CFD-Driven Design Optimization of Corrugated-Flange Diffuser-Integrated Wind Turbines for Enhanced Performance

In the global shift toward sustainable energy, enhancing the efficiency of renewable energy systems plays a pivotal role in advancing the Sustainable Development Goals. This study focuses on optimizing the design of a corrugated-flange diffuser integrated with a wind turbine to enhance its performance, particularly in low-wind conditions. While most previous research has examined wind farm performance at high wind speeds, the challenge of effective power extraction at low wind speeds remains largely unresolved.

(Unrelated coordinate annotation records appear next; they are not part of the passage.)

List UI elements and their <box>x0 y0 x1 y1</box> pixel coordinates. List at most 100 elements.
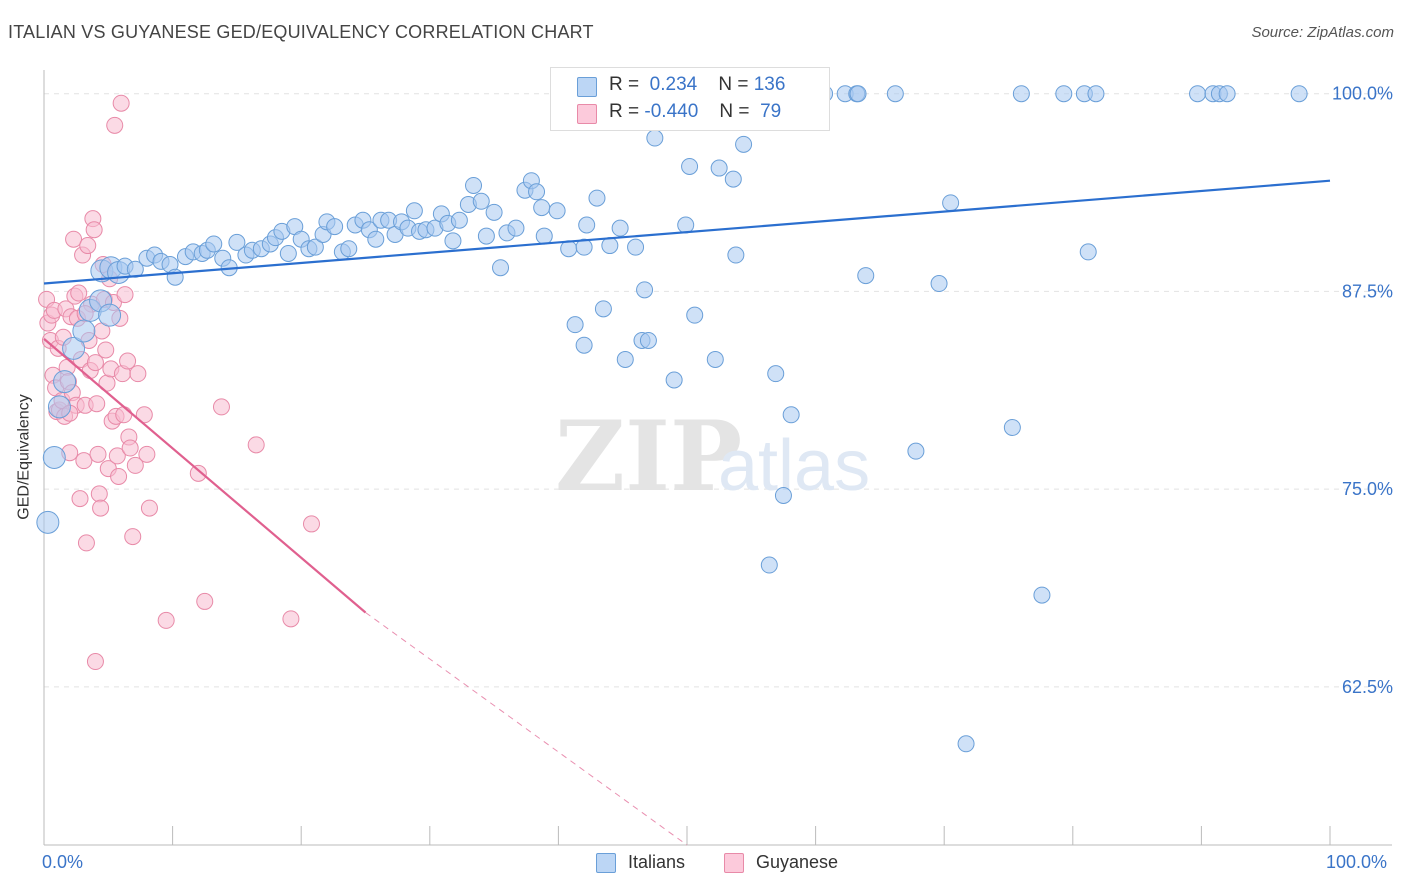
italians-point <box>849 85 867 103</box>
italians-swatch <box>577 77 597 97</box>
guyanese-stats: R = -0.440 N = 79 <box>609 101 781 127</box>
italians-point <box>578 216 596 234</box>
italians-point <box>405 202 423 220</box>
italians-point <box>760 556 778 574</box>
x-tick-label-max: 100.0% <box>1326 852 1388 872</box>
stats-legend: R = 0.234 N = 136 R = -0.440 N = 79 <box>550 67 830 131</box>
watermark-atlas: atlas <box>718 426 870 506</box>
italians-point <box>367 230 385 248</box>
italians-point <box>767 365 785 383</box>
italians-point <box>706 350 724 368</box>
guyanese-point <box>121 439 139 457</box>
guyanese-point <box>189 464 207 482</box>
italians-point <box>594 300 612 318</box>
italians-point <box>53 370 77 394</box>
guyanese-point <box>138 445 156 463</box>
guyanese-r-value: -0.440 <box>644 101 699 122</box>
italians-point <box>507 219 525 237</box>
italians-point <box>639 331 657 349</box>
italians-point <box>533 199 551 217</box>
guyanese-point <box>97 341 115 359</box>
guyanese-point <box>126 456 144 474</box>
italians-point <box>907 442 925 460</box>
italians-point <box>686 306 704 324</box>
guyanese-trend-line <box>43 338 367 614</box>
guyanese-point <box>135 406 153 424</box>
italians-point <box>62 336 86 360</box>
guyanese-point <box>89 445 107 463</box>
x-tick-label-min: 0.0% <box>42 852 84 872</box>
italians-point <box>477 227 495 245</box>
n-label: N = <box>718 74 749 95</box>
italians-point <box>727 246 745 264</box>
guyanese-point <box>112 94 130 112</box>
italians-point <box>627 238 645 256</box>
guyanese-n-value: 79 <box>760 101 782 122</box>
italians-point <box>42 446 66 469</box>
italians-point <box>735 135 753 153</box>
guyanese-point <box>247 436 265 454</box>
guyanese-point <box>92 499 110 517</box>
legend-label-italians: Italians <box>628 852 686 872</box>
italians-point <box>98 303 122 327</box>
guyanese-point <box>75 452 93 470</box>
guyanese-point <box>212 398 230 416</box>
guyanese-point <box>110 467 128 485</box>
watermark-zip: ZIP <box>555 400 742 513</box>
italians-point <box>957 735 975 753</box>
italians-point <box>1087 85 1105 103</box>
italians-point <box>205 235 223 253</box>
italians-point <box>575 336 593 354</box>
italians-point <box>566 316 584 334</box>
italians-point <box>681 157 699 175</box>
italians-point <box>665 371 683 389</box>
legend-label-guyanese: Guyanese <box>756 852 839 872</box>
y-tick-label: 75.0% <box>1342 479 1393 499</box>
italians-point <box>1003 418 1021 436</box>
italians-point <box>1033 586 1051 604</box>
guyanese-swatch <box>577 104 597 124</box>
italians-point <box>1079 243 1097 261</box>
italians-point <box>774 486 792 504</box>
guyanese-point <box>70 284 88 302</box>
italians-point <box>1189 85 1207 103</box>
italians-point <box>930 275 948 293</box>
guyanese-point <box>282 610 300 628</box>
guyanese-point <box>196 592 214 610</box>
guyanese-point <box>65 230 83 248</box>
italians-point <box>548 202 566 220</box>
italians-point <box>724 170 742 188</box>
y-tick-label: 87.5% <box>1342 281 1393 301</box>
guyanese-point <box>85 221 103 239</box>
guyanese-point <box>86 653 104 671</box>
italians-point <box>535 227 553 245</box>
guyanese-point <box>129 365 147 383</box>
italians-point <box>886 85 904 103</box>
italians-point <box>472 192 490 210</box>
italians-r-value: 0.234 <box>649 74 698 95</box>
italians-point <box>326 218 344 236</box>
guyanese-legend-swatch <box>724 853 744 873</box>
guyanese-point <box>108 447 126 465</box>
italians-point <box>616 350 634 368</box>
italians-point <box>72 319 96 343</box>
chart-title: ITALIAN VS GUYANESE GED/EQUIVALENCY CORR… <box>8 22 594 42</box>
italians-point <box>1055 85 1073 103</box>
guyanese-point <box>106 116 124 134</box>
italians-point <box>444 232 462 250</box>
chart-source: Source: ZipAtlas.com <box>1251 24 1394 41</box>
italians-trend-line <box>43 179 1331 285</box>
guyanese-point <box>88 395 106 413</box>
italians-legend-swatch <box>596 853 616 873</box>
italians-point <box>340 240 358 258</box>
y-tick-label: 100.0% <box>1332 84 1393 104</box>
italians-point <box>636 281 654 299</box>
italians-point <box>575 238 593 256</box>
italians-point <box>36 510 60 534</box>
italians-point <box>485 203 503 221</box>
guyanese-point <box>140 499 158 517</box>
guyanese-point <box>86 354 104 372</box>
italians-stats: R = 0.234 N = 136 <box>609 74 785 100</box>
italians-point <box>47 395 71 419</box>
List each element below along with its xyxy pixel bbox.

The potential of diffusers to enhance wind turbine efficiency under low-wind conditions has received limited investigation, with most prior studies focusing solely on empty diffuser configurations without turbine integration. In addition, the influence of flange geometry on diffuser performance remains largely unexplored. In this study, parametric analyses were conducted to identify the optimal diffuser design, followed by comparative performance evaluations of configurations with and without turbine integration, using computational fluid dynamics (CFD) simulations. The results show that integrating a turbine with the optimized corrugated-flange diffuser increased flow velocity by 67.85%, achieving an average of approximately 14 m/s around the blade region. In comparison, the optimized corrugated-flange diffuser alone increased flow velocity by 44%, from 4.5 m/s to 8.036 m/s. These findings highlight the potential of optimized diffuser designs to enhance small-scale wind turbine performance in low-wind conditions.